Have you ever participated in Movember?
Nope. Or at least not officially. I’ve had a full beard since my first anniversary with my husband, so maybe inadvertently I have without realizing it. LOL Still, I try to fundraise whenever I can; I’m a big advocate for prostate health and preventative healthcare for men.
What are you currently reading?
One Night at Finn’s by R.G. Alexander (tart and tense in the best way) and simultaneously finishing up Wilde in Love by Eloisa James. (Radiant!). And I just picked up His Dark Kiss by Eve Silver, which has all the hallmarks of classic retro gothic.
If you could go back and give your younger self advice, what would it be?

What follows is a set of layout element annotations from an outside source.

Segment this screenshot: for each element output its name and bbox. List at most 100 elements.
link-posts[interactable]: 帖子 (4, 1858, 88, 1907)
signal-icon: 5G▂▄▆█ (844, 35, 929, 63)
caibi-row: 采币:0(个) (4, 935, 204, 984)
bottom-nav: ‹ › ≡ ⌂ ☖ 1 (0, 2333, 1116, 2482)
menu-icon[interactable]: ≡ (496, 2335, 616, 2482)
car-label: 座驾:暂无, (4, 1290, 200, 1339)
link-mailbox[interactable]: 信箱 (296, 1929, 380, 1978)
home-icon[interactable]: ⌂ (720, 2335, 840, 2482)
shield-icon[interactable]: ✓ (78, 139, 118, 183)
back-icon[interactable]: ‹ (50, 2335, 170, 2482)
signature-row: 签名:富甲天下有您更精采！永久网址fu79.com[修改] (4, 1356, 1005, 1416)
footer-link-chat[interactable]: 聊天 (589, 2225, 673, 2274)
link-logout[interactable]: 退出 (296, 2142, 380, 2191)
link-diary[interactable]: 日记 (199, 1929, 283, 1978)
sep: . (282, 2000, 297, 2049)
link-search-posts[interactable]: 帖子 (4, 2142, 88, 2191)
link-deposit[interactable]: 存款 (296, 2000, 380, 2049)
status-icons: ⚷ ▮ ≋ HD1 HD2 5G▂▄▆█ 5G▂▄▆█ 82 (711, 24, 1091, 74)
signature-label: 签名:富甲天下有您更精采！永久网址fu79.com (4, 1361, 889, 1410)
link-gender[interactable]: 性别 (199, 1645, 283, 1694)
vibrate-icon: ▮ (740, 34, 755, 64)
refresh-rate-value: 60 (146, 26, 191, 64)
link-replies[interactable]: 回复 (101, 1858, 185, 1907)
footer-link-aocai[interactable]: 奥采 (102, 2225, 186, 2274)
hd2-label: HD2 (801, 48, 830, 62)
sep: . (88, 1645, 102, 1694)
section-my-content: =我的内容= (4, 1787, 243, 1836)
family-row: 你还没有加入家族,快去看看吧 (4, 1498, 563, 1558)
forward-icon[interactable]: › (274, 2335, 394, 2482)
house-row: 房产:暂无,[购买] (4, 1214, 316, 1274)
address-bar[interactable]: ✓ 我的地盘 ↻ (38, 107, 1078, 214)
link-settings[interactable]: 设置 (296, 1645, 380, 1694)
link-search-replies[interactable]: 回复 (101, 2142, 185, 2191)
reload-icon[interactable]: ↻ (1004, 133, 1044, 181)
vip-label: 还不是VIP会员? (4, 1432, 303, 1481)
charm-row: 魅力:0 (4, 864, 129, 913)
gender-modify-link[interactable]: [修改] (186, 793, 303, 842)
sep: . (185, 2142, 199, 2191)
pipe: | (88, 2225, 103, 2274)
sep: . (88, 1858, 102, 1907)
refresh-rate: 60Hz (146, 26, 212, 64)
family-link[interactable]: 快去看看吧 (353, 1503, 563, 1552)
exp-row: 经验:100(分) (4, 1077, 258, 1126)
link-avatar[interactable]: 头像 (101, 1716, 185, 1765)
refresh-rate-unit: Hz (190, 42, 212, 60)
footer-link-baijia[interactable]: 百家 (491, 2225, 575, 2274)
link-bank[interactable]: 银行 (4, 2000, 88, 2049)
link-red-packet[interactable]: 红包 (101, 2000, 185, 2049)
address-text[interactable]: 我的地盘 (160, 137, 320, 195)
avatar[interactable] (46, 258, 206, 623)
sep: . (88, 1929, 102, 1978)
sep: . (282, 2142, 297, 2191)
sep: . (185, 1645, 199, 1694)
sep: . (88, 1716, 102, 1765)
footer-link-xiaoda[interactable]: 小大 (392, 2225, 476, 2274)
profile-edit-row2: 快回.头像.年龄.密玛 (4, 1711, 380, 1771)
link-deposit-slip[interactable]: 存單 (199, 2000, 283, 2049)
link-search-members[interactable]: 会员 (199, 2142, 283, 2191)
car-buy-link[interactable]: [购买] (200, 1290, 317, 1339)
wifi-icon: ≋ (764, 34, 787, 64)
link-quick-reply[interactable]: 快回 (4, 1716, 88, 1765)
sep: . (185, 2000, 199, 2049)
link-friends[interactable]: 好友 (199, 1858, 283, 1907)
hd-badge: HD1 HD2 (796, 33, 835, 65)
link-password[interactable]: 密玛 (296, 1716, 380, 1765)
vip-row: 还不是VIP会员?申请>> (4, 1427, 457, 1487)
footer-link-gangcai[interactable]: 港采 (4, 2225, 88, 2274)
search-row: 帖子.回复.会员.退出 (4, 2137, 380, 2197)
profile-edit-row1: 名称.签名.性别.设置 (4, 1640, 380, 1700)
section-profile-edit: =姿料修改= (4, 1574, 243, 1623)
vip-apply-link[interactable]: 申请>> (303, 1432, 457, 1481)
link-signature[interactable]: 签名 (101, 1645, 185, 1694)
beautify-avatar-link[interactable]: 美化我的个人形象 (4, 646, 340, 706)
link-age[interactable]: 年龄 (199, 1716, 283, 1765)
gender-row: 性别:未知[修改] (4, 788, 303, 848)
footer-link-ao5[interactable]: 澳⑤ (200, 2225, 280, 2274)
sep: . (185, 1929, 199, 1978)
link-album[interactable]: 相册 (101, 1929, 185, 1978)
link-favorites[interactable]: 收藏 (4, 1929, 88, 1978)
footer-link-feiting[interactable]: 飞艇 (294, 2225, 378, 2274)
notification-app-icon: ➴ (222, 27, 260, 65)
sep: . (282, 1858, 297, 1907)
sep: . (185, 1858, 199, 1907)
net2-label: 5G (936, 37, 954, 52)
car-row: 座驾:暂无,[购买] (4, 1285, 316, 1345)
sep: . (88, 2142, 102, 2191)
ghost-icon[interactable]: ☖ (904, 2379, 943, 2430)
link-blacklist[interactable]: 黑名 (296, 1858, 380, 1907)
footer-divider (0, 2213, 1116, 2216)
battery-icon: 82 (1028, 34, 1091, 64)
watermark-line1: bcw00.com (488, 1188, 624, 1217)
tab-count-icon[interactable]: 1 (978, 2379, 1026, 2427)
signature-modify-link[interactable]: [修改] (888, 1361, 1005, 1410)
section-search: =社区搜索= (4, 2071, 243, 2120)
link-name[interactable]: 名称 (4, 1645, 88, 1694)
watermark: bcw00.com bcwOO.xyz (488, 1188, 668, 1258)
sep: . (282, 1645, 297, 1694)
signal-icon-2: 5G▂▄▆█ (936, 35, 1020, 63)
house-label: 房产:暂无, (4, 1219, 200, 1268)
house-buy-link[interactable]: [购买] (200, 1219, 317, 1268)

Write from your joy. Write what you feel so strongly you need to give voice to it. Write the story you need to tell. I spent 20+ years writing increasingly commercial projects in film/TV/theatre/comics, and little by little I let the business end of showbiz leach the joy out of my projects. By the time I started writing romance, I’d gotten to the point where every decision I made on the page was weighed against production costs and actors’ egos. I’d get myself so tied in knots that what I’d begun in enthusiasm became drudgery. That sucked. Romance really set me free to write forward. To write my own future. To write from joy every time I sat down. Writing in this genre has been such a blessing in my life because of that infectious energy and buoyancy.